As a reporter for the Scholastic News Kids Press Corps, I have covered the past two Tribeca Film Festivals. I’ve been sent to all kinds of T.F.F. events, like panels, red carpet premieres and sit-down interviews. I even presented an award with my fellow reporter Nathan Kahn at the 2005 award ceremony. This year I covered the “Mission Impossible III” premiere, where I interviewed all sorts, including Jonathan Rhys Meyer, Philip Seymour Hoffman, J.J. Abrams, Jeff Garlin, Kanye West, Jon Voight and yes, Tom Cruise.

I found out that when Kanye West was 12, his favorite movie was “The Wizard of Oz.” Jonathan Rhys Meyers loved “Lawrence of Arabia.” Because Scholastic reporters are so young, I think the celebrities relax a little when we interview them. For a few minutes, even Tom Cruise stopped being Tom Cruise, Great Big Movie Star talking to the press, and turned into the 12-year-old kid who mowed his neighbors’ lawns to earn money to buy movie tickets.

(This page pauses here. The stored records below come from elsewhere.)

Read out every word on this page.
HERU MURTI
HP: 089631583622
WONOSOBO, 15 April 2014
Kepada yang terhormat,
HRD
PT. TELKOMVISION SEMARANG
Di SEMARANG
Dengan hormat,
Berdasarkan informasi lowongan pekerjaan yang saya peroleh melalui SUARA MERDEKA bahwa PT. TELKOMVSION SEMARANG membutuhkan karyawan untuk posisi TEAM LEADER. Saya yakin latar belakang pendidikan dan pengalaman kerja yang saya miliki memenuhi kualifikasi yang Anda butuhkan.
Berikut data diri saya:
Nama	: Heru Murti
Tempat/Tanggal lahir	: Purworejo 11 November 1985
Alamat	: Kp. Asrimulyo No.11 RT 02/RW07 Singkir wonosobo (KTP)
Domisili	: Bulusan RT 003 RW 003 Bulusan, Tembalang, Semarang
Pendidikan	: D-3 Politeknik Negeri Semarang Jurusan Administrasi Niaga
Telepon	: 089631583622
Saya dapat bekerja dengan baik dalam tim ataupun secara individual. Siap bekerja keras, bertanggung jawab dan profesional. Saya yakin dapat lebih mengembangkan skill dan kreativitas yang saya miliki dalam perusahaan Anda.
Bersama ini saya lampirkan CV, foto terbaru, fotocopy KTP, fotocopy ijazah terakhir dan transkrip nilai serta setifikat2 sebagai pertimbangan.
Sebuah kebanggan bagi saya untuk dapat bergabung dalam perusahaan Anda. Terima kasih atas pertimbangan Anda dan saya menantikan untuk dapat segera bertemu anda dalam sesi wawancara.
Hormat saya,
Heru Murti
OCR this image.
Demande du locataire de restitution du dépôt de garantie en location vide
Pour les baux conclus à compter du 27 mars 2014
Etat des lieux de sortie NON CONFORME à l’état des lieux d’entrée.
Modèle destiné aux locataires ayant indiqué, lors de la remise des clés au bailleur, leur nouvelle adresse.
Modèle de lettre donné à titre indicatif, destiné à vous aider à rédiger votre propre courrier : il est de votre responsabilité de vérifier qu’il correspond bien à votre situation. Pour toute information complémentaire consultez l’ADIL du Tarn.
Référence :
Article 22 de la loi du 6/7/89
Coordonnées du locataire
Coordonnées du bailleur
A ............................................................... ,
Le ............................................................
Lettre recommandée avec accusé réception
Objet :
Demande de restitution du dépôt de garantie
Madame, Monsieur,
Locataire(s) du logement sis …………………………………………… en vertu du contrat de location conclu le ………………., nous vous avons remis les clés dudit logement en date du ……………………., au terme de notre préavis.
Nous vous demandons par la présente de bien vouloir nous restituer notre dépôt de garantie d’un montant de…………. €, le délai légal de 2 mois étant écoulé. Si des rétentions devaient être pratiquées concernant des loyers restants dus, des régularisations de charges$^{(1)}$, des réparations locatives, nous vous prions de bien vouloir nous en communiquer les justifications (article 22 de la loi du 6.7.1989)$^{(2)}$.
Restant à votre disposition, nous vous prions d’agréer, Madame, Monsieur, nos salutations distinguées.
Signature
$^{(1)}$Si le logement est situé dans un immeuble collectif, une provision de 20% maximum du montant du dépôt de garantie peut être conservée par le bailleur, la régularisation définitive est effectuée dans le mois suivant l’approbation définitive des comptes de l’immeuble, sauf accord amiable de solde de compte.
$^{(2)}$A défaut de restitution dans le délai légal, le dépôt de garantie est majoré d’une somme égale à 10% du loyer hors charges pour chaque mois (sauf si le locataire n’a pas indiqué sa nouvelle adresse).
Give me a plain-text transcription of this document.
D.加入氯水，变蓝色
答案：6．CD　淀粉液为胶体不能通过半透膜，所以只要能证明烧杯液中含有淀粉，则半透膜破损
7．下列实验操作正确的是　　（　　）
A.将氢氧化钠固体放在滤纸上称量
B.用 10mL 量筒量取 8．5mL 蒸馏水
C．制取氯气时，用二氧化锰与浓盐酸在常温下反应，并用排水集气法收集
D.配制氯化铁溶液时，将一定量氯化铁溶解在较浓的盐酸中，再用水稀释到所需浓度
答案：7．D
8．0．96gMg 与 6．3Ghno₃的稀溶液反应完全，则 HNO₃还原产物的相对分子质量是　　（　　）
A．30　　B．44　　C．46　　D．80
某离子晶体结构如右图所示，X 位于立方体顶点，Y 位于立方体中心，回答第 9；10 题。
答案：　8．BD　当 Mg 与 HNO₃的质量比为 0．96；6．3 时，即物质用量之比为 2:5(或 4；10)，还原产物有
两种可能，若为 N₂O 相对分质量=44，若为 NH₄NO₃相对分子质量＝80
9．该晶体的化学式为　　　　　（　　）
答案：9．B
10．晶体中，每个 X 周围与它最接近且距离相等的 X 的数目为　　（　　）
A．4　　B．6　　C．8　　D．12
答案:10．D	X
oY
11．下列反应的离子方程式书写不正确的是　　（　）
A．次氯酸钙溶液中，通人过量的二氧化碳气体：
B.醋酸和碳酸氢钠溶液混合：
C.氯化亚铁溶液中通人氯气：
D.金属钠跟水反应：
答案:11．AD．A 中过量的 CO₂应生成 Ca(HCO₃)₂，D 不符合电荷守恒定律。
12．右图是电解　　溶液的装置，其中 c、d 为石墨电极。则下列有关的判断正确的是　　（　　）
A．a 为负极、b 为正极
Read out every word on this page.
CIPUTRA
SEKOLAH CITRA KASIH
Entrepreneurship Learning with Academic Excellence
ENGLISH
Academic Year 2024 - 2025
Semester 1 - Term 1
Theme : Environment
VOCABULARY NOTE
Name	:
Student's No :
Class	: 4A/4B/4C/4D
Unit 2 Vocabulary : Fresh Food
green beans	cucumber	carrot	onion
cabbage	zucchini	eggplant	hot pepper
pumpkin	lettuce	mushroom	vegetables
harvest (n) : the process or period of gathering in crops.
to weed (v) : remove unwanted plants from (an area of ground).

I also interviewed someone else this year, someone who made me think about why the film festival was created: Rudy Giuliani. I must confess that when I first saw him walking down the red carpet of the “Mission Impossible 3” premiere I hoped he would just keep walking. (We do not share the same politics.) One of the hard things about being a reporter is that you have to keep your opinions to yourself, and for me that’s not very easy. But, stop he did, and now I’m happy about it. In the middle of all the flashing cameras and the hundreds of fans screaming for Tom, Tom, Tom, he reminded me that the film festival was created by Robert De Niro after Sept. 11 to help Tribeca recover. I live in Tribeca and even I had forgotten that. For me the festival had become about meeting movie stars and free popcorn.

Flashback to five years ago: I was seven years old, sitting in my second grade classroom at P.S. 234, when the planes hit the World Trade Center a few blocks away. The school was displaced for almost five months, but we all pulled together. It felt great to move home, but while the school and our neighbors were back in Tribeca, other people were still staying away, as if the neighborhood was filled with people-poison, and in a way it was, filled with bad memories that nobody wanted to remember. So Robert De Niro and Jane Rosenthal came up with their idea to bring people in with a film festival and a family street fair. And it worked! Like a sticky trap for flies, the Tribeca Film Festival draws people in.

I went to the first family street fair with my mom and dad and saw so many of my friends there. The fair felt like a big gift to the neighborhood to those of us who had stayed in Tribeca because we love living here. I made necklaces out of pasta and had my face painted. One year later I tap-danced on a stage set up for the local kid performers, and this year I watched my friend Darcy Haylor play the electric guitar with her rock band on that same stage. Now, all my neighbors still show up for the fair, but so do hundreds of other people. It feels much bigger. In fact, I bumped into a friend there who lives on the Upper West Side.

I know that some people complain that the Tribeca Film Festival has gotten too big, too Hollywood and not Tribeca enough. Maybe. But could all that mean that it’s worked really well? For me Sept. 11 is a really bad memory that I don’t like to think about, but now that the festival has taken on a life of its own, it’s kind of a relief to sit back and not always think about why it began in the first place.

Juliette Kessler, 12, is a sixth grade student at The School at Columbia University.